Dive Brief:
- Takeda announced Wednesday it entered into an agreement to divest its TachoSil Fibrin Sealant Patch to Johnson & Johnson subsidiary Ethicon for approximately $400 million in cash, an effort to deleverage its business.
- The Japanese drugmaker borrowed $30 billion to finance its $62 billion acquisition of Shire that closed in January, restricting Takeda's financial flexibility. Selling off TachoSil will help Takeda make progress towards its goal of reducing its net debt to two times earnings before EBITDA over the coming years.
- TachoSil, a surgical patch designed to control bleeding, contributed $155 million in net sales to Takeda's bottom line during the 2018 fiscal year.
Dive Insight:
Under the divestiture, set to close in the second half of 2019, Ethicon is acquiring the assets and licenses for TachoSil's manufacturing, licensing and commercialization, but not the facility that currently produces the patch.
Takeda's manufacturing facility in Linz, Austria will continue to make the surgical patch for Ethicon, which entered into a long-term manufacturing agreement with Takeda. The Japanese company said it will manufacture TachoSil products and supply them to Ethicon.

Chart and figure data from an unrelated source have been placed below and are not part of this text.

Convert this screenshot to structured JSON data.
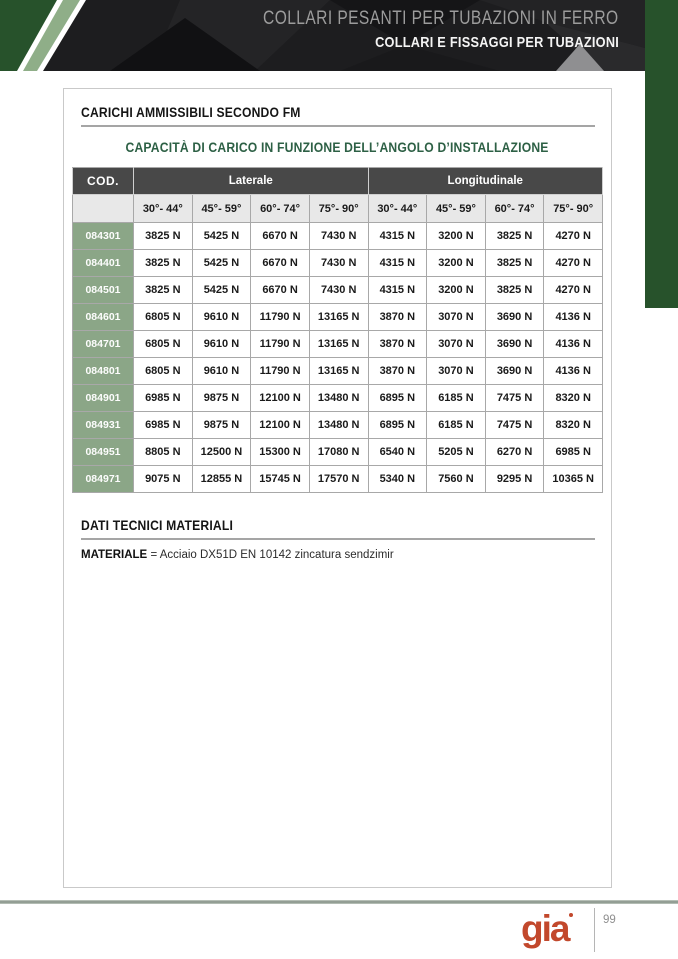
{
  "header": {
    "title": "COLLARI PESANTI PER TUBAZIONI IN FERRO",
    "subtitle": "COLLARI E FISSAGGI PER TUBAZIONI"
  },
  "section1": {
    "heading": "CARICHI AMMISSIBILI SECONDO FM",
    "table_title": "CAPACITÀ DI CARICO IN FUNZIONE DELL’ANGOLO D’INSTALLAZIONE"
  },
  "table": {
    "cod_header": "COD.",
    "group_headers": [
      "Laterale",
      "Longitudinale"
    ],
    "angle_headers": [
      "30°- 44°",
      "45°- 59°",
      "60°- 74°",
      "75°- 90°",
      "30°- 44°",
      "45°- 59°",
      "60°- 74°",
      "75°- 90°"
    ],
    "rows": [
      {
        "cod": "084301",
        "values": [
          "3825 N",
          "5425 N",
          "6670 N",
          "7430 N",
          "4315 N",
          "3200 N",
          "3825 N",
          "4270 N"
        ]
      },
      {
        "cod": "084401",
        "values": [
          "3825 N",
          "5425 N",
          "6670 N",
          "7430 N",
          "4315 N",
          "3200 N",
          "3825 N",
          "4270 N"
        ]
      },
      {
        "cod": "084501",
        "values": [
          "3825 N",
          "5425 N",
          "6670 N",
          "7430 N",
          "4315 N",
          "3200 N",
          "3825 N",
          "4270 N"
        ]
      },
      {
        "cod": "084601",
        "values": [
          "6805 N",
          "9610 N",
          "11790 N",
          "13165 N",
          "3870 N",
          "3070 N",
          "3690 N",
          "4136 N"
        ]
      },
      {
        "cod": "084701",
        "values": [
          "6805 N",
          "9610 N",
          "11790 N",
          "13165 N",
          "3870 N",
          "3070 N",
          "3690 N",
          "4136 N"
        ]
      },
      {
        "cod": "084801",
        "values": [
          "6805 N",
          "9610 N",
          "11790 N",
          "13165 N",
          "3870 N",
          "3070 N",
          "3690 N",
          "4136 N"
        ]
      },
      {
        "cod": "084901",
        "values": [
          "6985 N",
          "9875 N",
          "12100 N",
          "13480 N",
          "6895 N",
          "6185 N",
          "7475 N",
          "8320 N"
        ]
      },
      {
        "cod": "084931",
        "values": [
          "6985 N",
          "9875 N",
          "12100 N",
          "13480 N",
          "6895 N",
          "6185 N",
          "7475 N",
          "8320 N"
        ]
      },
      {
        "cod": "084951",
        "values": [
          "8805 N",
          "12500 N",
          "15300 N",
          "17080 N",
          "6540 N",
          "5205 N",
          "6270 N",
          "6985 N"
        ]
      },
      {
        "cod": "084971",
        "values": [
          "9075 N",
          "12855 N",
          "15745 N",
          "17570 N",
          "5340 N",
          "7560 N",
          "9295 N",
          "10365 N"
        ]
      }
    ]
  },
  "section2": {
    "heading": "DATI TECNICI MATERIALI",
    "material_label": "MATERIALE",
    "material_value": "= Acciaio DX51D  EN 10142 zincatura sendzimir"
  },
  "footer": {
    "logo_text": "gia",
    "page_number": "99"
  },
  "colors": {
    "dark_green": "#27522b",
    "sage_green": "#8fae88",
    "cod_cell_green": "#8ba687",
    "table_header_gray": "#484848",
    "angle_row_gray": "#e8e8e8",
    "title_green": "#2d6045",
    "brand_red": "#c2482c",
    "header_background": "#1d1d1f"
  }
}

Selling TachoSil will allow Takeda to focus on core pharmaceutical business units — gastroenterology, rare diseases, plasma-derived therapies, oncology and neuroscience — and help pay down its debt.
"These initial divestitures represent important steps in advancing the growth strategy Takeda outlined following our transformational acquisition of Shire earlier this year," Takeda CEO Christophe Weber said in a statement.
Takeda CFO Costa Saroukos told investors on the company's third quarter earnings call in February the five core business units constitute 75% of the combined Takeda-Shire company.
"All other areas are non-core basically, and they represent 25%. And these are the areas that we're looking at for potential divestitures," Saroukos said.
Takeda said it does not expect the divestiture to have a material impact on its fiscal year 2019 forecast, which is set to be announced May 14. For Johnson & Johnson, the $400 million deal builds on its first quarter spend of $1.68 billion in net cash paid for acquisitions.
"The FY2019 forecast will be updated at a later date to reflect these divestitures once a reliable estimate of their impact can be made, which will depend upon the exact timing of transaction close," the company said.